A recent survey by Deloitte found that more than half of C-suite and other executives said global corporate ethical behavior has improved since the enactment of SOX. However, only 41.3 percent of executives said their organizations’ global ethics cultures are strong.
The 900 executives polled by Deloitte believe that despite regulations, employees are continuing to struggle with ethics compliance due to inconsistency of clear, concise and frequent ethics program communications and training for all employees (28.5 percent); lack of incentives and repercussions around ethical and unethical behavior (16.3 percent); varied ethical postures of third parties with whom employees regularly interact (14.8 percent) and differing ethical standards for various employee groups (12.5 percent).
“One of the main findings, and no surprise, was that well over half the respondents felt that since the passage of the Sarbanes-Oxley Act, there’s been an increase in awareness dealing with unethical behavior, an improvement in the process, and an improvement in the awareness that third parties have in the importance of propagating ethical behavior,” said Deloitte Risk and Financial Advisory principal and U.S. Forensic leader Don Fancher.
“At the same time there’s still more that needs to be done.
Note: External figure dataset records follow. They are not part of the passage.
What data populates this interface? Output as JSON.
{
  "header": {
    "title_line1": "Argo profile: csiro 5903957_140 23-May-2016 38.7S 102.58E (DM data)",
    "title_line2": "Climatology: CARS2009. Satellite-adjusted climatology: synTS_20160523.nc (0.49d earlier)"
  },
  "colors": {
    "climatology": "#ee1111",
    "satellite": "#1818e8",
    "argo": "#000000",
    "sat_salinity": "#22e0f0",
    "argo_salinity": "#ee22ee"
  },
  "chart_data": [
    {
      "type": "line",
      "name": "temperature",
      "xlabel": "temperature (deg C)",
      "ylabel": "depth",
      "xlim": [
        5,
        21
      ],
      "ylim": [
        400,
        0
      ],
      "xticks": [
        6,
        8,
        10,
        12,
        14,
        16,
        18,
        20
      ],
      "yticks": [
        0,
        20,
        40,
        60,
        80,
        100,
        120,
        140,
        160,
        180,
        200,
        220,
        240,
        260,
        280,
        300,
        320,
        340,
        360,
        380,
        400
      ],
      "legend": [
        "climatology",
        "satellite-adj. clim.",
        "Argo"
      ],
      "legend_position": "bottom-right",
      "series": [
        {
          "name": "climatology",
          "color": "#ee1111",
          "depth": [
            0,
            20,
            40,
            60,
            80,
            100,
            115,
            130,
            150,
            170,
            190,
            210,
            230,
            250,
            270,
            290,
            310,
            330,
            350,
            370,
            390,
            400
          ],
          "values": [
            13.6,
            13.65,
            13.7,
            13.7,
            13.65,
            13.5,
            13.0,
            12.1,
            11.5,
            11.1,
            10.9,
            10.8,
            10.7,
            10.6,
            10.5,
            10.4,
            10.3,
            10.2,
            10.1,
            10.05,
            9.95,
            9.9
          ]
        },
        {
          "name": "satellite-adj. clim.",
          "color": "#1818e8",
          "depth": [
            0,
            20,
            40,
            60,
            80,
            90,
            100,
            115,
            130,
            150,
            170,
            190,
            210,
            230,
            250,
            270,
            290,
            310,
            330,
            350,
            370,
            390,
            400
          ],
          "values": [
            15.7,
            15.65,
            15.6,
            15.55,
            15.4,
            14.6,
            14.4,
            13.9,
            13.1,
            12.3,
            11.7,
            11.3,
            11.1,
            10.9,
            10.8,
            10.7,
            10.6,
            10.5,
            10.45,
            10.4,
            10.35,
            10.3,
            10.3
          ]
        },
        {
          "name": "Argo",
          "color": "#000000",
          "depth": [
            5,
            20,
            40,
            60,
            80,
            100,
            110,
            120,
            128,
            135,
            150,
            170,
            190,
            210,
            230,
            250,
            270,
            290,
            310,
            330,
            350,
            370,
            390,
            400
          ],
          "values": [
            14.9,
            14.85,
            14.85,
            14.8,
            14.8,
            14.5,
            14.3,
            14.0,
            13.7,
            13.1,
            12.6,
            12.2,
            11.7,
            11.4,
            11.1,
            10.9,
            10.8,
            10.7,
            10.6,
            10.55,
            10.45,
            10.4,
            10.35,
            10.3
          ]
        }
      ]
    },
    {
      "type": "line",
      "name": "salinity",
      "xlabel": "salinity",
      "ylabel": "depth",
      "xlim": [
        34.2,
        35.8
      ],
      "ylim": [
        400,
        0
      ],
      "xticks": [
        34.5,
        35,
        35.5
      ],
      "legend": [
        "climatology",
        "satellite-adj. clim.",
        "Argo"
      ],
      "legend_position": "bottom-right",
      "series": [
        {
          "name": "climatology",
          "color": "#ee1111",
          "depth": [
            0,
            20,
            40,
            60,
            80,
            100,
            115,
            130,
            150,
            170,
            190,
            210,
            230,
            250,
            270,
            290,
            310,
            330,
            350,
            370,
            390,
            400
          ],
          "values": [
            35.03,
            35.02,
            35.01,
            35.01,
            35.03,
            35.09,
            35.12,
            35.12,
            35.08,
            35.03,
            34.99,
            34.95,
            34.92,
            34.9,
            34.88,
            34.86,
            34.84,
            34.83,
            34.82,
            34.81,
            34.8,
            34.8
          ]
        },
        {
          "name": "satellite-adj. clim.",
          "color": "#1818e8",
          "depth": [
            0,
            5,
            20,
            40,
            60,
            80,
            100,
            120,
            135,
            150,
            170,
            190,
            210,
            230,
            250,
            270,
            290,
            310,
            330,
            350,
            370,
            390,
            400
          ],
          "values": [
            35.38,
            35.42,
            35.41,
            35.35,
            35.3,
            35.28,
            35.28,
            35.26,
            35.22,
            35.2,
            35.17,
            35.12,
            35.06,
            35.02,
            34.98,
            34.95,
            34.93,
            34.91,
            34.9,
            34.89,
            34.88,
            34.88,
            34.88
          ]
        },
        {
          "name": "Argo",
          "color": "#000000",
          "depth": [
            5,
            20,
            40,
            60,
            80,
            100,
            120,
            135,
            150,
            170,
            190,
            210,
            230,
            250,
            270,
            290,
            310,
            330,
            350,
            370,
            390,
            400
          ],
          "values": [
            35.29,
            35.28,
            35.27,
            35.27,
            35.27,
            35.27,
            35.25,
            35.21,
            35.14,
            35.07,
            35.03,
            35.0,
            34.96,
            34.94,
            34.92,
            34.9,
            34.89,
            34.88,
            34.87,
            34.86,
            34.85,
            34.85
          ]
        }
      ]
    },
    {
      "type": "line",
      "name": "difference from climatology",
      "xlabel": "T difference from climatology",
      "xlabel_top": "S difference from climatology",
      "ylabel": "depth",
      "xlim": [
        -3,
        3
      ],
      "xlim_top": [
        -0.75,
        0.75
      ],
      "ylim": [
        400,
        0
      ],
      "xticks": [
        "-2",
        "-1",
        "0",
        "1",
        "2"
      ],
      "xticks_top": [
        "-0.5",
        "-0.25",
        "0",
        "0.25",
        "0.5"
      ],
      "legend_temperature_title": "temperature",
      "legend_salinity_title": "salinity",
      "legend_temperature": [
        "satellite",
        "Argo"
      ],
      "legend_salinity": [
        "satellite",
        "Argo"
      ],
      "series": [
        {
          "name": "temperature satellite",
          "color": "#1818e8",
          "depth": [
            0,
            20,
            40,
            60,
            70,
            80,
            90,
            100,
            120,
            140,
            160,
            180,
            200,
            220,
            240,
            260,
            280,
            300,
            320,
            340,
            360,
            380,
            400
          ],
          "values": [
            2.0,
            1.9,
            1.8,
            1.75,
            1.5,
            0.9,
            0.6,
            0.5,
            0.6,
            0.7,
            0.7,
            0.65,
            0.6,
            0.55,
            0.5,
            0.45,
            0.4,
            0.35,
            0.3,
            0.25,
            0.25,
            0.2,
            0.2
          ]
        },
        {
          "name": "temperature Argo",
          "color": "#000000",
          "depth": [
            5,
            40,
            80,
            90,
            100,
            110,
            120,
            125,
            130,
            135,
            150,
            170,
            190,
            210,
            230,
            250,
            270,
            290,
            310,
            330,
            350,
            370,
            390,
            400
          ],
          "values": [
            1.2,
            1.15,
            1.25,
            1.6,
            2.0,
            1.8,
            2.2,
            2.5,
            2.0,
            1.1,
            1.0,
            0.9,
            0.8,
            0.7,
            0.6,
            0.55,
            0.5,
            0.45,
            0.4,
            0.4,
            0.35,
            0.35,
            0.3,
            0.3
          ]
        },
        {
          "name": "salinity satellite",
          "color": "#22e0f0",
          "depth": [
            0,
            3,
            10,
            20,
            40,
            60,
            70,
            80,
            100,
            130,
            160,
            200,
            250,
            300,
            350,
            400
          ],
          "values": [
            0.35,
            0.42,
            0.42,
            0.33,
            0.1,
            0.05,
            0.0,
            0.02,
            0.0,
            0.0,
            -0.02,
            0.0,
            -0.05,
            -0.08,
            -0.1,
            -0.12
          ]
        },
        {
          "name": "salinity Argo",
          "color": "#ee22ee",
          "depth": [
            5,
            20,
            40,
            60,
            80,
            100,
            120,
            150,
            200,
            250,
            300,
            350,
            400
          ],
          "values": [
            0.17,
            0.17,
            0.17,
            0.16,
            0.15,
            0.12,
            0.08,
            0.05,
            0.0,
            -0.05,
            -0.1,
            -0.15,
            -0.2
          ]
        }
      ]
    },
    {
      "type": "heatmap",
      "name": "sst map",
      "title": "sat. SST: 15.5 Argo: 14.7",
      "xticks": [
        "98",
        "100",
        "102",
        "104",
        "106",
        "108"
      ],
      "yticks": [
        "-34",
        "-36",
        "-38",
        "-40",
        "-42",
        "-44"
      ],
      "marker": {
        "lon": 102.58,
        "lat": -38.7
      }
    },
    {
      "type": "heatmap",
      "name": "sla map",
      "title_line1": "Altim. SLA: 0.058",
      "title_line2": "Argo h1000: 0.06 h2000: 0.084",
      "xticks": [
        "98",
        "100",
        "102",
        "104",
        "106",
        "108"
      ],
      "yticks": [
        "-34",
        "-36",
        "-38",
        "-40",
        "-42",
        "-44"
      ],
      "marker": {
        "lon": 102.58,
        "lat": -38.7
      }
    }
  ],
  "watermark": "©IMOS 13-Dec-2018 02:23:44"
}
Way less than half the respondents are actively measuring and monitoring their programs, with things such as employee hotlines. They’re performing training, but they’re not actively assessing the results of those efforts. I think there’s significant need for companies to do more to modernize their compliance process, use technology and continually seek to improve on their processes and mitigate risk as aggressively as they can.”
Still, he believes Sarbanes-Oxley has helped in many ways with corporate governance.
“There has definitely been an increase in awareness and controls,” said Fancher. “Certainly Sarbanes-Oxley was a key contributor to that. There have been other contributing forces as well.” He pointed to how the U.S. has become a leader in regulatory activity dealing with financial crime and unethical behavior, influencing other governments to become more aggressive at uncovering financial crimes.